Involuntarily, Athos wondered whether in Meister's opinion justice equaled a fair trial or a bullet to the heart. What a despicable man he was, but the fact remained that the chief of police would not lie to them. "If Mirco is not a butler, who is he?"

"And most importantly, where do we find him and Richter?", Aramis added. "Can we even verify any of our claims? What can we prove?"

"We need to find at least one of them", Anne agreed, "It'll be the only way to exonerate d'Artagnan."

They thought about it for a while. Athos was mostly busy keeping up with the ridiculous theories Aramis was coming up with: the more they talked, the more lively the Sniper became.
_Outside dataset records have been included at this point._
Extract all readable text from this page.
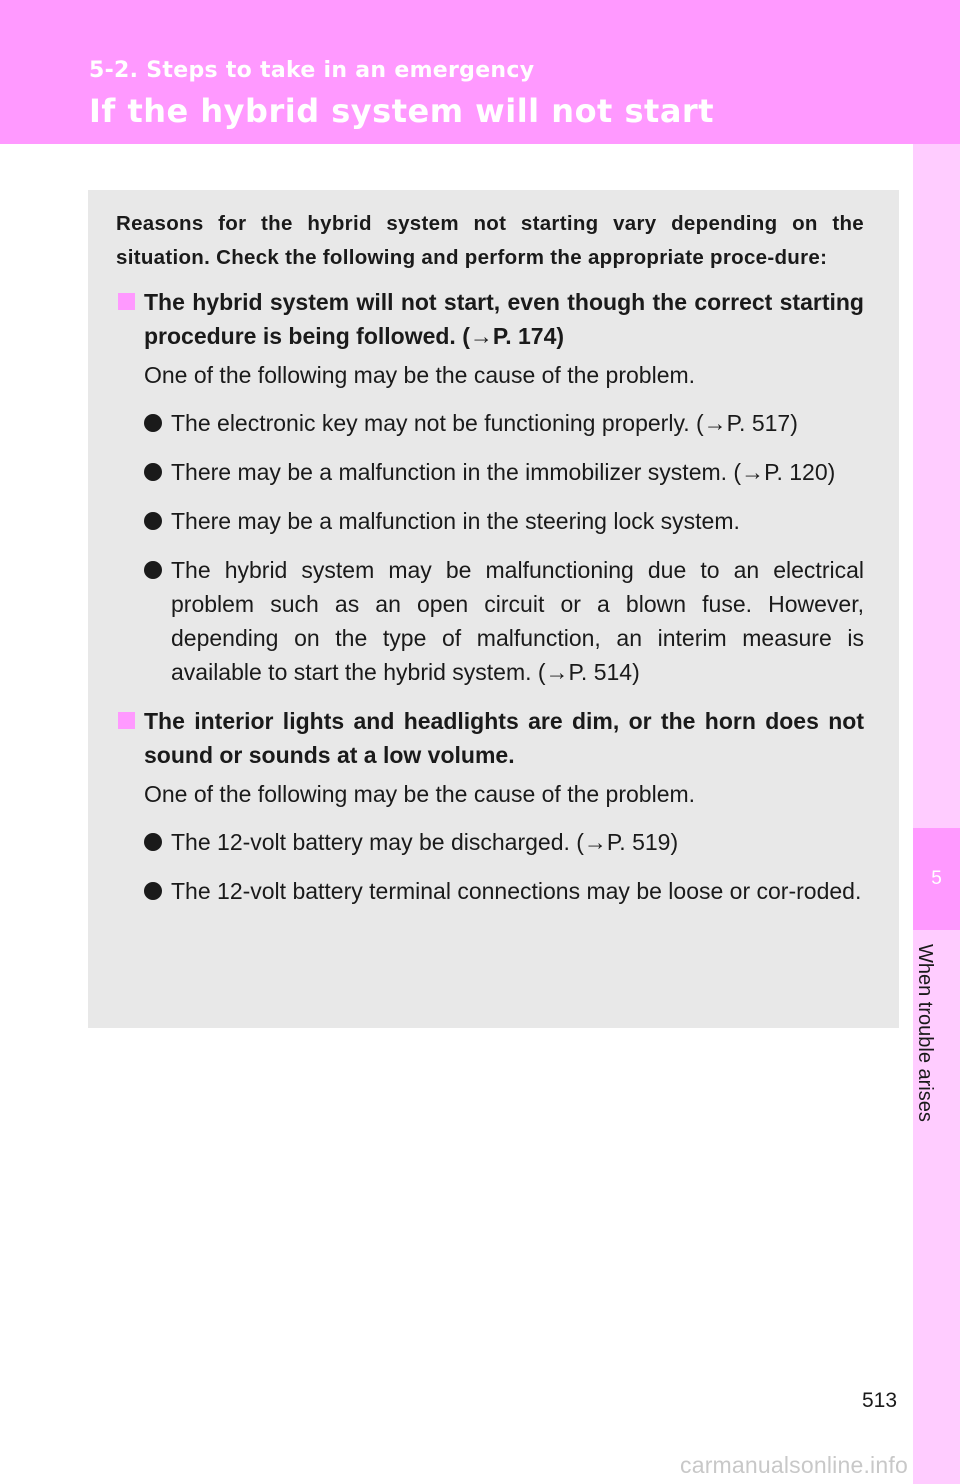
5-2. Steps to take in an emergency
If the hybrid system will not start
5
When trouble arises

Reasons for the hybrid system not starting vary depending on the situation. Check the following and perform the appropriate proce-dure:

The hybrid system will not start, even though the correct starting procedure is being followed. (→P. 174)

One of the following may be the cause of the problem.

The electronic key may not be functioning properly. (→P. 517)
There may be a malfunction in the immobilizer system. (→P. 120)
There may be a malfunction in the steering lock system.
The hybrid system may be malfunctioning due to an electrical problem such as an open circuit or a blown fuse. However, depending on the type of malfunction, an interim measure is available to start the hybrid system. (→P. 514)
The interior lights and headlights are dim, or the horn does not sound or sounds at a low volume.

One of the following may be the cause of the problem.

The 12-volt battery may be discharged. (→P. 519)
The 12-volt battery terminal connections may be loose or cor-roded.
513
carmanualsonline.info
The medication he'd been given to ease his concussion symptoms and the deep tissue bruising was obviously working well.

"Remember what I told you about the butler?", Aramis inquired after a while. He was leaning back against the pillows on the headboard in a tired manner, but his mind was chipping away at the problem like a stone mason.

"Extrovert. Sportive. Grown up poor", Athos summarized.

"Yes. I based that assertion partially on his hands. They were calloused here and here", he said and showed them parts of his own palm. "His skin is tanned. He has a bad back from lifting things or pulling hard without the right techique. He lives in a port town. He's a sailor."

"That's a rather long shot", Athos admonished while Anne send a message to Constance on her phone. Once it was done, she looked at all of them sharply.

"This must be done properly. According to the rules. Another misstep and we might have to leave this country."

"Damn the rules." Athos' voice was quiet but filled with determination. Aramis smiled at him from across the room as they all threw off their covers.

"My sentiments exactly. Let's go catch us a ghost."


German translations:

Hilfe! Helfen Sie mir, er atmet nicht! - Help! Help me, he is not breathing!

Hallo? Herr Athos, Sie müssen wach bleiben. - Hello? Mr. Athos, you need to stay awake.